649 - Characterization of Patients with Uveitis-Related Complications in Juvenile Idiopathic Arthritis

Publication Number: 649.4314

Maryam Ashoor, Boston Children's Hospital, Brookline, MA, United States; Melissa Hazen, Boston Children's Hospital, Boston, MA, United States; Olha Halyabar, Boston Children's Hospital, Boston, MA, United States; lindsay imber, Harvard Medical School, Boston, MA, United States; joseph griffith, Boston Children's Hospital, Boston, MA, United States; Maria G. Biancarelli, Boston Children's Hospital, Brookline, MA, United States; Daniel McKinley, Boston Children's Hopital, Boston, MA, United States; Benjamin Ethier, Boston Children's Hospital, San Diego, CA, United States

Background: Uveitis is a serious, vision-threatening complication affecting 10-20% of juvenile idiopathic arthritis (JIA) patients. Risk factors include oligoarticular and polyarticular subtypes, younger age at JIA diagnosis and positive antinuclear antibody (ANA) (Clarke 2016). Symptoms can be insidious, necessitating regular ophthalmologic screenings. Without early detection and appropriate treatment, uveitis may lead to cataracts, glaucoma, and blindness (Carlsson 2021). ). While uveitis is a well described complication of JIA, there is little known about what factors place patients at risk for these serious uveitis-related complications.
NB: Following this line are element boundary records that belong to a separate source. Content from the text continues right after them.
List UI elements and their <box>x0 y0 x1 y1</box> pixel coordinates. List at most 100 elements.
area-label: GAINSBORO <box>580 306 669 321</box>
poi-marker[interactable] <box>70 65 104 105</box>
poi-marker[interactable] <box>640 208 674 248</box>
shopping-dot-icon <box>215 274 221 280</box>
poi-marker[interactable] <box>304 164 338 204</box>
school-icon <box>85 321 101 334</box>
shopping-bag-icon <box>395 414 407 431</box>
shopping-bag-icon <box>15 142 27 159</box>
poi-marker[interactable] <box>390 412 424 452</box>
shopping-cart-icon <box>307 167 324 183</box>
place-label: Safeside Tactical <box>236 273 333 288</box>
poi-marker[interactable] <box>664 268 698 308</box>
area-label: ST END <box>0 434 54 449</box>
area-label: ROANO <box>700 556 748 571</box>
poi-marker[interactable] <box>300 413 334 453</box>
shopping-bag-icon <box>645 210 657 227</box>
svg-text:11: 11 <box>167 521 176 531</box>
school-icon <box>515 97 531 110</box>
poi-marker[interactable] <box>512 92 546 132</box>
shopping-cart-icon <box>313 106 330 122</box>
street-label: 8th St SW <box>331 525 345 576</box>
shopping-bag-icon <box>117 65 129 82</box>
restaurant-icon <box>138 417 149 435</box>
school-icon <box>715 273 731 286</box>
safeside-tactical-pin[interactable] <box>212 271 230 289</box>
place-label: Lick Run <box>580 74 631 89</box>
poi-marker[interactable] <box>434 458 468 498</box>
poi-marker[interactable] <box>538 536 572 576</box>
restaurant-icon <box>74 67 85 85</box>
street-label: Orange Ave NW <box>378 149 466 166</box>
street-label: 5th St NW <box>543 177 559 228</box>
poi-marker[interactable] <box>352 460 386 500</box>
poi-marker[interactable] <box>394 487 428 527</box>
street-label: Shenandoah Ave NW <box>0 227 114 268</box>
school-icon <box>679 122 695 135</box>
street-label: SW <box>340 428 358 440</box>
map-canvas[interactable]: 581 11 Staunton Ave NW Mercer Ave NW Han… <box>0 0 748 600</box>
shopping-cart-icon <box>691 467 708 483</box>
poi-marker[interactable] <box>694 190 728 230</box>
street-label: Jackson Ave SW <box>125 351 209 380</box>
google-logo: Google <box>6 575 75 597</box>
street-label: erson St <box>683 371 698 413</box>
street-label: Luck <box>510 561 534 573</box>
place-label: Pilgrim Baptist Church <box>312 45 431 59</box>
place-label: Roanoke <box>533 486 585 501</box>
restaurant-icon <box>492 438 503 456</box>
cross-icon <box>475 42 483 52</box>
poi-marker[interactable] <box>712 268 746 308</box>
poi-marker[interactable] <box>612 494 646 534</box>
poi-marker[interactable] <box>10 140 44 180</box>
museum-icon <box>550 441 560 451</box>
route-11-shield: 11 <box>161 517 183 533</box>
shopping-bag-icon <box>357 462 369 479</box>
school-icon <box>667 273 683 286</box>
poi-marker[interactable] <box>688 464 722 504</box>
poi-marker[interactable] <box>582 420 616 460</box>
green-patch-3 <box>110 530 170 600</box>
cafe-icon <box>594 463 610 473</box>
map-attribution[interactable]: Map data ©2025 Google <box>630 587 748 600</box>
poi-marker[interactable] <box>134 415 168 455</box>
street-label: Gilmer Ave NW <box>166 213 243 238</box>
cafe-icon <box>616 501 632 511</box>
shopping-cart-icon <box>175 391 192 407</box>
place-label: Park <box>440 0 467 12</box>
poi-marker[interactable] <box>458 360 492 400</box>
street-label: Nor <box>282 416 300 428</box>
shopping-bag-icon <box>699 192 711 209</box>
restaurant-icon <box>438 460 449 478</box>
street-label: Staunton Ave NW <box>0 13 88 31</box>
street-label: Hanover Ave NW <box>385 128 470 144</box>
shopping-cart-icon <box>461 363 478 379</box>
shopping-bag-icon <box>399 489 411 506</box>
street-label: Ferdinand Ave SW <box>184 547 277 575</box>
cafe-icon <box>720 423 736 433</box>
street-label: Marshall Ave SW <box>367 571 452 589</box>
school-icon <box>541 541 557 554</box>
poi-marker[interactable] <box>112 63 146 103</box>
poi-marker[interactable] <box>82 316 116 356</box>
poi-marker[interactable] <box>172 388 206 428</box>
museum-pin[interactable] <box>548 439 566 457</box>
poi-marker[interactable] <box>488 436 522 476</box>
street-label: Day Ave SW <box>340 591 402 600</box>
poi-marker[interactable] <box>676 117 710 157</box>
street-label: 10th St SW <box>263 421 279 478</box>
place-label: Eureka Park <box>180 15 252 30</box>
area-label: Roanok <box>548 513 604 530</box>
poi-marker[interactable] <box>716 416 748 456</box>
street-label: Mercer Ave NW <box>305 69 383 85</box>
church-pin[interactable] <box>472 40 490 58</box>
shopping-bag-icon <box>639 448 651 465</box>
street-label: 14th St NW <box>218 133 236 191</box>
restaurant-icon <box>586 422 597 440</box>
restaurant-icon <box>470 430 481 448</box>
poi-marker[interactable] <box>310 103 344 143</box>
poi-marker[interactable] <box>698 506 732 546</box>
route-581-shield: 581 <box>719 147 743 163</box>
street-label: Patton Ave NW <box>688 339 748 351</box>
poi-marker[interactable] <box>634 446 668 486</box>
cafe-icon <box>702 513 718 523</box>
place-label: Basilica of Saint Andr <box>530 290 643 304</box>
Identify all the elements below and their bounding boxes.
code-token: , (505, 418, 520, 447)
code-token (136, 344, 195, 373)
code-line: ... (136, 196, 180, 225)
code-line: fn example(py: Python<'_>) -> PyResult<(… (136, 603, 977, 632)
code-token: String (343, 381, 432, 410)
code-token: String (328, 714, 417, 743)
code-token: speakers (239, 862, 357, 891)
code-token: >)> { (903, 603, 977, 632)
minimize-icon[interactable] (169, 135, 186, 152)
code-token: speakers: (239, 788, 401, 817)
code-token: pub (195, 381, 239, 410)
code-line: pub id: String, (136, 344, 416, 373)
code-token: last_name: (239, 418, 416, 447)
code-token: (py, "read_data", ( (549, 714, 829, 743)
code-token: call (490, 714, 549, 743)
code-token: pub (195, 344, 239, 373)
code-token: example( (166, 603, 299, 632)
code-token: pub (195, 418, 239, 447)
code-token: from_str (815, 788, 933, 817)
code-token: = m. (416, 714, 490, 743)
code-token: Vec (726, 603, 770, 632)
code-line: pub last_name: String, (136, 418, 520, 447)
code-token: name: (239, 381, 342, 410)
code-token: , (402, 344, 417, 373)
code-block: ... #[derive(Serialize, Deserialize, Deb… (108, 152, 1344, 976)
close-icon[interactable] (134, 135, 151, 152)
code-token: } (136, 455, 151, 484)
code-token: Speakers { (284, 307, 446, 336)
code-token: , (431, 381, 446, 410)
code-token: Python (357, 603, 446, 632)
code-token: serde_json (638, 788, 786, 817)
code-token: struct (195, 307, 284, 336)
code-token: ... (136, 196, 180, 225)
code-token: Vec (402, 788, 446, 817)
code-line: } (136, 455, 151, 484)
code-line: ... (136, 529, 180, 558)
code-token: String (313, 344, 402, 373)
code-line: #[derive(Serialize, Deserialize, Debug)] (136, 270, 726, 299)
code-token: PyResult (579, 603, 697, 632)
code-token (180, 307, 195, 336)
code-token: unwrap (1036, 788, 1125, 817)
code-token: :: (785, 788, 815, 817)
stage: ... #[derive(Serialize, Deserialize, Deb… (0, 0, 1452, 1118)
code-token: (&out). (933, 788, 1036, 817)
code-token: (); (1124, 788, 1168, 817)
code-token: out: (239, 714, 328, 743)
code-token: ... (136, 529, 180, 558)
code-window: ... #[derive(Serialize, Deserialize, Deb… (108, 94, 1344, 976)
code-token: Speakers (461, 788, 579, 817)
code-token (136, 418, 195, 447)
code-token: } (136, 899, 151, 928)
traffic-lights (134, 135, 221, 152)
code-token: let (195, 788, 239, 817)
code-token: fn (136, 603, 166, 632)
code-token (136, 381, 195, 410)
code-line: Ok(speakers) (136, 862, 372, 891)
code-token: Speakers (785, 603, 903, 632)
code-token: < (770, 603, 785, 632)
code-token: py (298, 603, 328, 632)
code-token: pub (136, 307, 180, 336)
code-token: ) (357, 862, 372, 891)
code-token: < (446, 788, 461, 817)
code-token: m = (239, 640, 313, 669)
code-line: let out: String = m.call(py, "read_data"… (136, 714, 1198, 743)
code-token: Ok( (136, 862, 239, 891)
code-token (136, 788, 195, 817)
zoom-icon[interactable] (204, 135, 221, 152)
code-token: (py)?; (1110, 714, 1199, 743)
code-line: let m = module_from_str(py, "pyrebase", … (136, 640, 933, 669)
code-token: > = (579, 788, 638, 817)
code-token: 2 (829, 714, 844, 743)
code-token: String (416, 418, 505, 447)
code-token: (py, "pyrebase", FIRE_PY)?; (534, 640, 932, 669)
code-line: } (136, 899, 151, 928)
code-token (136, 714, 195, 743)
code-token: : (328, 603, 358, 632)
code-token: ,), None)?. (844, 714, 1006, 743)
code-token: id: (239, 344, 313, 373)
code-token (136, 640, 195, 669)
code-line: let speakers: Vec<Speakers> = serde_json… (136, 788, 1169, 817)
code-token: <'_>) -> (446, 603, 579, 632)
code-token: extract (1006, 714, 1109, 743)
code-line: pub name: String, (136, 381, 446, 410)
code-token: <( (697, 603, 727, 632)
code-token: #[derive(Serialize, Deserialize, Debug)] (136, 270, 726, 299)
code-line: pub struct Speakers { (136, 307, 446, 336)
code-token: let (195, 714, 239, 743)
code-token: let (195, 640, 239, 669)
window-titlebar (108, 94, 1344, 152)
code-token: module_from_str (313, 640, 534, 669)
Objective: To analyze characteristics and risk factors in JIA patients with uveitis-related complications and identify opportunities to improve care.

Design/Methods: A retrospective review of JIA patients with uveitis-related cataracts, glaucoma, or blindness between 2000-2023 at a tertiary care center.

Results: Twenty JIA patients with uveitis complications were identified, with a higher prevalence in females (55%). Cataract (70%) was the most common complication, followed by glaucoma (30%). Mean ages at JIA diagnosis, uveitis onset, and complication development were 3.5, 5, and 6 years, respectively. A family history of autoimmune diseases was positive in 45%. Oligoarticular JIA was the most frequent subtype, with 70% of cases being ANA-positive.
Modifiable risk factors included delays in initial presentation (45%) and medication non-adherence (35%). Time from JIA diagnosis to ophthalmology screening ranged from 0-18 months (median 0.5 months). Screening exams met 2018 ACR guidelines for 62% of patients; 38% had less frequent exams.
83% of patients received systemic immunomodulatory medications within three months of JIA diagnosis, primarily methotrexate. After uveitis onset, all patients received topical corticosteroids; systemic immunomodulation was escalated in 47% with systemic steroids (26%), methotrexate (10%), leflunomide (0.5%) and TNF inhibitors (16%).

Conclusion(s): This study highlights the high burden of uveitis-related complications in JIA, especially cataracts and glaucoma. Known risk factors and modifiable elements, such as delays in presentation, non-adherence, and screening irregularities, present valuable intervention opportunities. Improved multidisciplinary collaboration between rheumatologists and ophthalmologists and early interventions may reduce uveitis complications and enhance visual outcomes for JIA patients.